Police Scotland chief admits that the force is institutionally racist, sexist and misogynistic
Scotland’s Chief Constable Sir Iain Livingstone QPM addressed the matter of institutional discrimination in policing at a meeting of the Scottish Police Authority Board on Thursday, 25 May.
He said, “I have been the Chief Constable of Police Scotland for six of our 10 years and have been a police officer, holding the office of Constable for over 30 years. As such, I have a deep and personal sense of duty and responsibility for leading, shaping and representing an institution of which all the people of Scotland should be hugely proud.
“Police Scotland has grown into an organisation known to be compassionate, values based, and highly competent. It is well regarded nationally, extremely well regarded internationally, but I know it can improve, must improve.
“Institutional racism, sexism and institutional discrimination have become iconic terms in the vital battle to tackle injustice. Police officers and staff, including police leaders, can be conflicted both in acknowledging their existence and in using such terms, fearing it would unfairly condemn dedicated and honourable colleagues or that it means no progress has been made since the 1990s.”
Sir Iain’s statement is believed to be the first of its kind by a police chief and comes amid ongoing controversy about policing culture across the UK. He is set to retire from the force on 10 August.
He adds, “The meaning of institutional racism set out by Sir William Macpherson in 1999 in his report on the appalling murder of Stephen Lawrence in 1993 is, rightly, very demanding.
“The phrase, the terminology, however, can be and often is misinterpreted or misrepresented as unfair and personal critical assessments of police officers and police staff as individuals.”
First Minister Humza Yousaf said that, as a person of colour, the admission of institutional racism by the chief constable was “monumental” and “historic”.
He said that he had personal experience after being “searched over a dozen times as a young boy, whether it was in my car or walking with my friends in the street or in airports” by racist police officers.
Sir Iain added, “Does institutional discrimination mean our police officers and police staff are racist and sexist? No. It absolutely does not. I have great confidence in the character and values of our people. I am proud of Police Scotland and I am proud of my colleagues, proud of my officers and staff.
“So I know and have shared the reservations and concerns about acknowledging that institutional discrimination exists in policing.
“However, it is right for me, the right thing for me to do as Chief Constable, to clearly state that institutional racism, sexism, misogyny and discrimination exist. Police Scotland is institutionally racist and discriminatory. Publicly acknowledging these institutional issues exist is essential to our absolute commitment to championing equality and becoming an anti-racist Service. It is also critical to our determination to lead wider change in society.

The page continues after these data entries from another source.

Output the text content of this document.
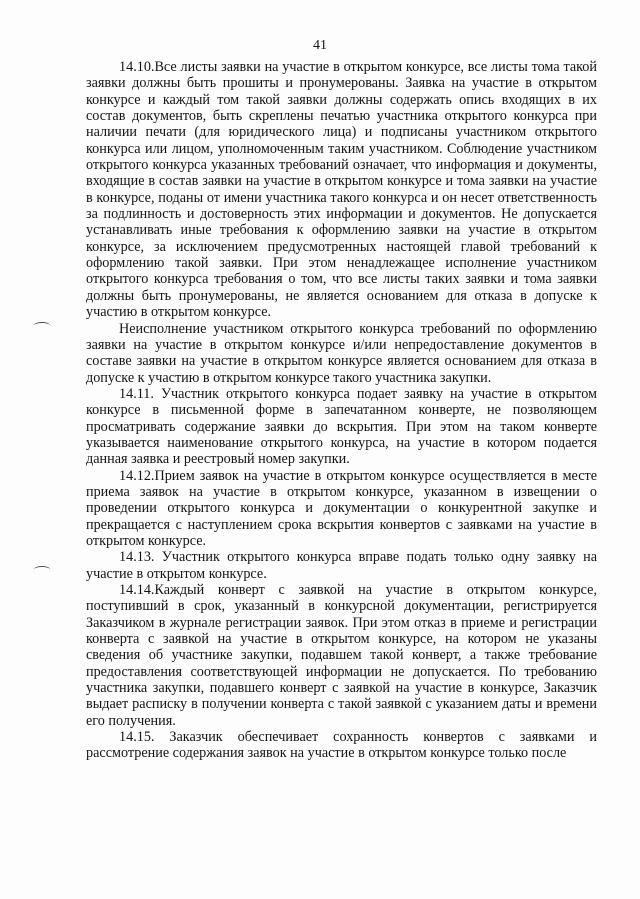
41

14.10.Все листы заявки на участие в открытом конкурсе, все листы тома такой заявки должны быть прошиты и пронумерованы. Заявка на участие в открытом конкурсе и каждый том такой заявки должны содержать опись входящих в их состав документов, быть скреплены печатью участника открытого конкурса при наличии печати (для юридического лица) и подписаны участником открытого конкурса или лицом, уполномоченным таким участником. Соблюдение участником открытого конкурса указанных требований означает, что информация и документы, входящие в состав заявки на участие в открытом конкурсе и тома заявки на участие в конкурсе, поданы от имени участника такого конкурса и он несет ответственность за подлинность и достоверность этих информации и документов. Не допускается устанавливать иные требования к оформлению заявки на участие в открытом конкурсе, за исключением предусмотренных настоящей главой требований к оформлению такой заявки. При этом ненадлежащее исполнение участником открытого конкурса требования о том, что все листы таких заявки и тома заявки должны быть пронумерованы, не является основанием для отказа в допуске к участию в открытом конкурсе.

Неисполнение участником открытого конкурса требований по оформлению заявки на участие в открытом конкурсе и/или непредоставление документов в составе заявки на участие в открытом конкурсе является основанием для отказа в допуске к участию в открытом конкурсе такого участника закупки.

14.11. Участник открытого конкурса подает заявку на участие в открытом конкурсе в письменной форме в запечатанном конверте, не позволяющем просматривать содержание заявки до вскрытия. При этом на таком конверте указывается наименование открытого конкурса, на участие в котором подается данная заявка и реестровый номер закупки.

14.12.Прием заявок на участие в открытом конкурсе осуществляется в месте приема заявок на участие в открытом конкурсе, указанном в извещении о проведении открытого конкурса и документации о конкурентной закупке и прекращается с наступлением срока вскрытия конвертов с заявками на участие в открытом конкурсе.

14.13. Участник открытого конкурса вправе подать только одну заявку на участие в открытом конкурсе.

14.14.Каждый конверт с заявкой на участие в открытом конкурсе, поступивший в срок, указанный в конкурсной документации, регистрируется Заказчиком в журнале регистрации заявок. При этом отказ в приеме и регистрации конверта с заявкой на участие в открытом конкурсе, на котором не указаны сведения об участнике закупки, подавшем такой конверт, а также требование предоставления соответствующей информации не допускается. По требованию участника закупки, подавшего конверт с заявкой на участие в конкурсе, Заказчик выдает расписку в получении конверта с такой заявкой с указанием даты и времени его получения.

14.15. Заказчик обеспечивает сохранность конвертов с заявками и рассмотрение содержания заявок на участие в открытом конкурсе только после
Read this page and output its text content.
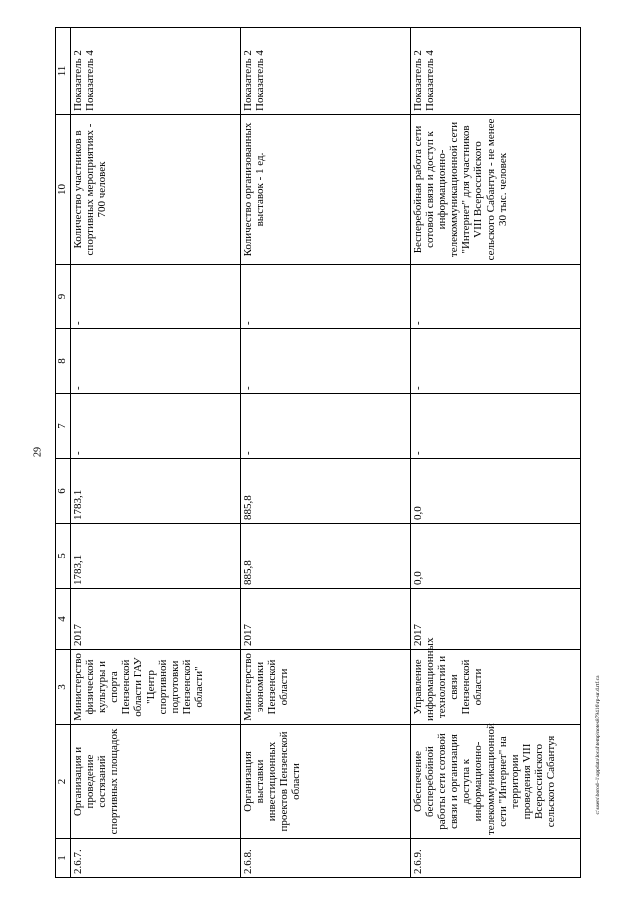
29
c:\users\borod~1\appdata\local\temp\notes879416\rp-ur.d.rtf.ca
1	2	3	4	5	6	7	8	9	10	11
2.6.7.	Организация и проведение состязаний спортивных площадок	Министерство физической культуры и спорта Пензенской области ГАУ "Центр спортивной подготовки Пензенской области"	2017	1783,1	1783,1	-	-	-	Количество участников в спортивных мероприятиях - 700 человек	Показатель 2 Показатель 4
2.6.8.	Организация выставки инвестиционных проектов Пензенской области	Министерство экономики Пензенской области	2017	885,8	885,8	-	-	-	Количество организованных выставок - 1 ед.	Показатель 2 Показатель 4
2.6.9.	Обеспечение бесперебойной работы сети сотовой связи и организация доступа к информационно-телекоммуникационной сети "Интернет" на территории проведения VIII Всероссийского сельского Сабантуя	Управление информационных технологий и связи Пензенской области	2017	0,0	0,0	-	-	-	Бесперебойная работа сети сотовой связи и доступ к информационно-телекоммуникационной сети "Интернет" для участников VIII Всероссийского сельского Сабантуя - не менее 30 тыс. человек	Показатель 2 Показатель 4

“Prejudice and bad behaviour within policing, as highlighted by court and conduct cases, various independent reviews and by listening to our own officers and staff over recent years, is rightly of great concern and is utterly condemned.
“There is no place in Police Scotland for those who reject our values and standards. Our vigilance as an organisation has never been stronger – rigorous recruitment; enhanced vetting; more visible conduct outcomes; and a focus on prevention.”
Police Scotland launched a four-year strategy called “Policing Together” last year to tackle discrimination within the force and the community, with a mandatory leadership programme to be rolled out to about 5,000 officers and staff in an attempt to improve the existing workplace culture.
The force has faced a number of concerns and allegations about the culture in recent years.
Several former female officers have also come forward and spoken to the BBC’s Newsnight about a disturbing “boys club” culture at all levels of Police Scotland, where they have been subjected to bullying and discrimination by male officers.
Additionally, the police force is also facing a public inquiry investigation for the death of 31-year-old Sheku Bayoh, who died after being restrained by officers in Kirkcaldy. Many speculate that Bayoh’s race had a role to play in the way he was treated.
Glasgow-based human rights lawyer Aamer Anwar said those in the force had refused to admit institutional racism for too long. Back in 1991, he was a victim of a devastating racist attack by the police in Glasgow who smashed his teeth out.
Anwar, who represents the family of Sheku Bayoh, said the chief’s statement was a “testament to families and all those struggles fought by the victims of racial violence and injustice”.